We are hard at work testing BF4, and the first thing we discovered was that the textures did not seem up to par for a new Frostbite 3 engine game. We quickly found out that by turning the "Antialiasing Post" (inherently FXAA) graphics setting to "Off," fixed this problem. The textures were now much sharper, clearer, and the fidelity in the entire game was better.
Post AA seems to be adding blur over the entire image, even though it does reduce aliasing on everything. It is the nature of FXAA, but it seems apparently bad in BF4 according to our testing so far. You have an interesting choice. We have a poll and a discussion thread which we would love to hear your feedback on what settings you prefer while you play BF4.
shihonage wrote on Oct 30, 2013, 18:05:
If you want to have FXAA benefits without FXAA problems, get this:
http://mrhaandi.blogspot.com/p/injectsmaa.html
It works with pretty much every game, just like FXAA, but it reduces amount of blurring involved in the process. It is more accurate at estimating edges/perspective/etc.
I use it in Tribes: Ascend, it works great and doesn't blur text, either.
In order to use it, you'll have to unzip the corresponding files into game's binary folder so that it intercepts DirectX calls. And disable the game's native antialiasing modes, including FXAA.

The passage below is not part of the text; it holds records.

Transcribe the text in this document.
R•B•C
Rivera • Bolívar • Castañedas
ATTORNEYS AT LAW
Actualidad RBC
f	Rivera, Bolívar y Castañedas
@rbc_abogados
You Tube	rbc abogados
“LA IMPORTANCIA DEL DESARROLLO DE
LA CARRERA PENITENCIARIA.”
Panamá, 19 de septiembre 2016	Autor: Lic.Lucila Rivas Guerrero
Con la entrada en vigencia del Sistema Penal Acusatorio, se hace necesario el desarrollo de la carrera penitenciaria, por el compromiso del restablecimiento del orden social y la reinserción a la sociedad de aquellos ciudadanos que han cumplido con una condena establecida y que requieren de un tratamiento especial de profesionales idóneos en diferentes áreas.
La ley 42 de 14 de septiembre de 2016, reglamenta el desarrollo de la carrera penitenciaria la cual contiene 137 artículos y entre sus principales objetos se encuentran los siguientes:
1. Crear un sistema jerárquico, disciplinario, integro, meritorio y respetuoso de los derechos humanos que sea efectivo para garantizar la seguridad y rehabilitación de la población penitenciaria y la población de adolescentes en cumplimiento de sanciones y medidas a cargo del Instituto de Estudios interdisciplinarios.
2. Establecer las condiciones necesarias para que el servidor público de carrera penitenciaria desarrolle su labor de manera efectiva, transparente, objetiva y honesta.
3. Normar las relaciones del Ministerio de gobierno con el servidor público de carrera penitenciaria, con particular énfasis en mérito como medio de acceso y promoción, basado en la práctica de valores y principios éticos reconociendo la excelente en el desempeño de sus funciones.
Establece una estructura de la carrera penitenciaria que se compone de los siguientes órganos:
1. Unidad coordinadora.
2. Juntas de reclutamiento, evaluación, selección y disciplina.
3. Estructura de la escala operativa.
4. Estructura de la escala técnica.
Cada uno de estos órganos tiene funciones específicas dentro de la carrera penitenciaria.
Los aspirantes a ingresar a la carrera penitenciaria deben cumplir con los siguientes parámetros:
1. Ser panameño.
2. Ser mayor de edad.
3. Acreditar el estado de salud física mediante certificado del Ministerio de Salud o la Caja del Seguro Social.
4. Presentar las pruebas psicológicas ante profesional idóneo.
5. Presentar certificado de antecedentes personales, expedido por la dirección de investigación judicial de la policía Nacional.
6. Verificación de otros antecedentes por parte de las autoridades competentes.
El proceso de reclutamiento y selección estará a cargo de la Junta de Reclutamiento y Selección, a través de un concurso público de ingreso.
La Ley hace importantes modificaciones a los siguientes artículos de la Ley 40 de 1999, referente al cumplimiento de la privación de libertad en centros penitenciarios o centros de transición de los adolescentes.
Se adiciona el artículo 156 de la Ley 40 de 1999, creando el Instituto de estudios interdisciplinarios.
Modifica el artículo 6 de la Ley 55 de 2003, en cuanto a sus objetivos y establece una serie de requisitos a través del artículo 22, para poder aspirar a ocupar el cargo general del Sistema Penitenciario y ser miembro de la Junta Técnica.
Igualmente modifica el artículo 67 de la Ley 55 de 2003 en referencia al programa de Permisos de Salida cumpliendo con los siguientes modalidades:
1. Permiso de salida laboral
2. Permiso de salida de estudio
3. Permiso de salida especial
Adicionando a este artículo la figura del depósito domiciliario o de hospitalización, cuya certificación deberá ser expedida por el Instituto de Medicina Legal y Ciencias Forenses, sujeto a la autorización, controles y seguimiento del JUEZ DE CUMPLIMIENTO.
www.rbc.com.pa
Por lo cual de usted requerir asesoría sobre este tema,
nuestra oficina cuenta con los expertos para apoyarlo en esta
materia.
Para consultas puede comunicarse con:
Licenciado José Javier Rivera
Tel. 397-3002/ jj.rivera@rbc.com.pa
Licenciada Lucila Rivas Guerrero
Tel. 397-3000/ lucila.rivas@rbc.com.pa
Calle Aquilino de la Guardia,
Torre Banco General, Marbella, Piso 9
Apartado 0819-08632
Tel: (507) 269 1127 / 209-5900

Tom wrote on Oct 30, 2013, 18:30:
I'm sure that works great with Punkbuster...
Loopy wrote on Oct 30, 2013, 18:30:Kosumo wrote on Oct 30, 2013, 15:45:
Another options is to half close your eyes and blur everything. (no hit on frame rate)
The Xtreme Budget Gamer solution. Up there with watching Youtube videos of games while using the keyboard and mouse like you're actually playing the games.
Kosumo wrote on Oct 30, 2013, 15:45:
Another options is to half close your eyes and blur everything. (no hit on frame rate)
justice7 wrote on Oct 30, 2013, 11:18:
I rarely use AA even if my rig easily handles the game.
My general setup in almost every game:
1920x1080
AF 16x
V-Sync: Off (unless there's bad tearing)
Shadows: High (or one setting lower than maximum. Generally looks the same but gives a huge performance boost).
FXAA: Off
Bloom: On (game dependent, some games go a little nuts with bloom)
I find nearly every game I play looks and runs better with these settings.
My rig:
i5 3570k
8GB DDR3
AMD Radeon HD 6970
Tim wrote on Oct 30, 2013, 10:53:
http://www.overclock.net/t/1329979/anti-aliasing-the-basics
Pretty good summary. Partly it's personal preference and partly it's down to how much of a performance hit your system can take (IQ versus load).
Wildone wrote on Oct 30, 2013, 10:40:
just a lil case of Consolitus
eRe4s3r wrote on Oct 30, 2013, 10:50:
It ain't call POST AA for nothing... POST AA is BLUR it is not AA no matter how much bullshit Nvidia and AMD spew, post added AA is inferior, always, every time. Unless the guys who coded the shader had half a braincell left and added a 2 pass luma sharpening filter. (1 before, 1 after FXAA pass)
Motion Blur, Post AA, Depth of Field and AO are the settings I instantly turned off in the beta.... because these big AAA games always fuck up something that is absolutely mind numbing easy to understand.
If you add AA in post, you have to SHARPEN THE FUCKING IMAGE (luma based)
Bah, Bah bah. (Angry because this is so simple and yet developers don't do it...)
Has nothing to do with Consoles. FXAA can look awesome if proper SINC (I guess including an Anti-Ringing filter) luma sharpening is applied.